The 5G technology will represent around 39 per cent of mobile subscriptions in India at the end of 2027, estimated at about 500 million subscriptions, a new Ericsson report said on Tuesday.

The number of smartphone subscriptions is expected to be 810 million at the end of 2021 and is projected to grow at a CAGR of 7 per cent, reaching over 1.2 billion by 2027 in the country, according to the mobility report by Swedish telecommunication giant Ericsson.

The average traffic per smartphone in the India region is the second-highest globally and is projected to grow to around 50GB per month in 2027.

“Total mobile data traffic in India has grown from 9.4 EB (exabyte) per month in 2020 to 12 EB per month in 2021 and is projected to increase by more than 4 times to reach 49EB per month in 2027,” the report projected.

According to Nitin Bansal, Head of Ericsson India and Head of Network Solutions for South east Asia, Oceania and India, Ericsson, 5G will serve as a socio-economic multiplier for the country.

“We are preparing the communication service providers for a seamless introduction of 5G in the country based on our global deployment experience , our innovative and competitive 5G portfolio as well as the 5G trials we are doing with Indian operators to showcase the possibilities with 5G,” Bansal said in a statement.

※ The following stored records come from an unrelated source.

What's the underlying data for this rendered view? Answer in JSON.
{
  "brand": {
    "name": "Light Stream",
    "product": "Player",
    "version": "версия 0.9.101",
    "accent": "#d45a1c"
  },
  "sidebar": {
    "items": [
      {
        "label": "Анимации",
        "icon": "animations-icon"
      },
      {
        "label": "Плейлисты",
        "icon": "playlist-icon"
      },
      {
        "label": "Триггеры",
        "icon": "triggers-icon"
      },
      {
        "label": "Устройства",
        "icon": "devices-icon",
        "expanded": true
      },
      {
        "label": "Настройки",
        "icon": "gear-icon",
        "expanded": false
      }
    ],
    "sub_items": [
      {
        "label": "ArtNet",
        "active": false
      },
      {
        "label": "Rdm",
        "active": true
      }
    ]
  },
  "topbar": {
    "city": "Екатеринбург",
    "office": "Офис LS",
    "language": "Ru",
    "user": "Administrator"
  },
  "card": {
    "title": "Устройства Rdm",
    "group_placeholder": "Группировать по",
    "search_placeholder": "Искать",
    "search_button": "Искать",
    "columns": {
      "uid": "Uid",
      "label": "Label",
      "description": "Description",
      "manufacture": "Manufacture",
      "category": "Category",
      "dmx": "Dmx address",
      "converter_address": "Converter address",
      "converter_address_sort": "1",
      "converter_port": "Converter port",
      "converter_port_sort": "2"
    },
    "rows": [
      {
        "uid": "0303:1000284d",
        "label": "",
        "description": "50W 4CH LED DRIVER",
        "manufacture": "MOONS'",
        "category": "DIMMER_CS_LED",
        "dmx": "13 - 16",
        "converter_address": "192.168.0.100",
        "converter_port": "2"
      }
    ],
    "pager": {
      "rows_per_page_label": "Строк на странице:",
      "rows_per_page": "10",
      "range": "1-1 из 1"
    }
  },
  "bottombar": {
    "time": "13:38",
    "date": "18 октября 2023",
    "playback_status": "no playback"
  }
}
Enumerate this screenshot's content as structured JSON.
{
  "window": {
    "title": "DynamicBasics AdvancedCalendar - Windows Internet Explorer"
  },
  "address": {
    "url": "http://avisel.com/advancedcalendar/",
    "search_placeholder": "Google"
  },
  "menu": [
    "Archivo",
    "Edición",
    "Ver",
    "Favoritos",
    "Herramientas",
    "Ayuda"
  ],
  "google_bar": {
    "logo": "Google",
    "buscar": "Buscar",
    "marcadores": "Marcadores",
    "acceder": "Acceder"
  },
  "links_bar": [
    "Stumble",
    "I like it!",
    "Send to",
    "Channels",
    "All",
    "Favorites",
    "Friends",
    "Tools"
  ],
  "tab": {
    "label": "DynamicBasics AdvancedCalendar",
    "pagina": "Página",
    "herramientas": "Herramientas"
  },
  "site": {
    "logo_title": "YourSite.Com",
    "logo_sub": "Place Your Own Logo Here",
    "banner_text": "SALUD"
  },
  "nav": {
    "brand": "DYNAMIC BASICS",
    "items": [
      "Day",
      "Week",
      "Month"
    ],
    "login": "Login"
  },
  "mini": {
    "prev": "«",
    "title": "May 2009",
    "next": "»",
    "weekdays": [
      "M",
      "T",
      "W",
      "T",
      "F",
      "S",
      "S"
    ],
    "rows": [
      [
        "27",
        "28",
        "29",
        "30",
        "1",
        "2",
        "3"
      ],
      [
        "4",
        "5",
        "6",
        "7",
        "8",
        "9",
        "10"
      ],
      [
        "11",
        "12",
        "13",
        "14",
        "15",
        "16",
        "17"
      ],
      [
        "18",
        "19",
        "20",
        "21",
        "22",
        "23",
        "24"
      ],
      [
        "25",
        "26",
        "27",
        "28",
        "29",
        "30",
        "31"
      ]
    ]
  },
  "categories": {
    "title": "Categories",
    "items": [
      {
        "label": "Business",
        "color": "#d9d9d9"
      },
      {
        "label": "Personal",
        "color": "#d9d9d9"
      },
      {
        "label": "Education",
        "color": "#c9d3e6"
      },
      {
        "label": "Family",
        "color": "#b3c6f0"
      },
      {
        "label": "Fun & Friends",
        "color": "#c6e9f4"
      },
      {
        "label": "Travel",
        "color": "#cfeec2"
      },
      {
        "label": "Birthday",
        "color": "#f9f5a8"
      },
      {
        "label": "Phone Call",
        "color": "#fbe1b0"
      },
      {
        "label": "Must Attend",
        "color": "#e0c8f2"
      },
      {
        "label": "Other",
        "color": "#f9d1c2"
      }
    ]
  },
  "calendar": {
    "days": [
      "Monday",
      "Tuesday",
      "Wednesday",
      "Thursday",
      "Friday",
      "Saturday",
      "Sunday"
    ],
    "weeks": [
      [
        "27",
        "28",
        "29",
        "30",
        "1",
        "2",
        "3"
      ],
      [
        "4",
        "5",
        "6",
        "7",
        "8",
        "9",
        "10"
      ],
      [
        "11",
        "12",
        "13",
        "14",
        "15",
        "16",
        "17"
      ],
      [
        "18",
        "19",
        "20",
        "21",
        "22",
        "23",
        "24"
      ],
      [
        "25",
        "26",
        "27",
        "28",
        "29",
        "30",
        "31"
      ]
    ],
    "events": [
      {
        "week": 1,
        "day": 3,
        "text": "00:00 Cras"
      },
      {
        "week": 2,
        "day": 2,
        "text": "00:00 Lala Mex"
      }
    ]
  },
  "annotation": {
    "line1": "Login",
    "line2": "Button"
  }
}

In the India region, 4G is expected to remain the dominant technology in 2027, however the 4G subscriptions are forecast to drop from 790 million in 2021 to 710 million in 2027, showing an annual average decline of 2 per cent.

The reliance on mobile networks to stay connected and work from home has contributed to the average traffic per smartphone increasing to 18.4GB per month in 2021, up from 16.1GB per month in 2020.

The average traffic per smartphone in the India region is the second-highest globally and is projected to grow to around 50GB per month in 2027, the report mentioned.

Ericsson recently carried out 5G trials with Airtel and Vi, where it demonstrated enhanced mobile broadband and Fixed Wireless Access (FWA) use cases with 5G.

Globally, there has been almost 300-fold increase in mobile data traffic since 2011, the report noted.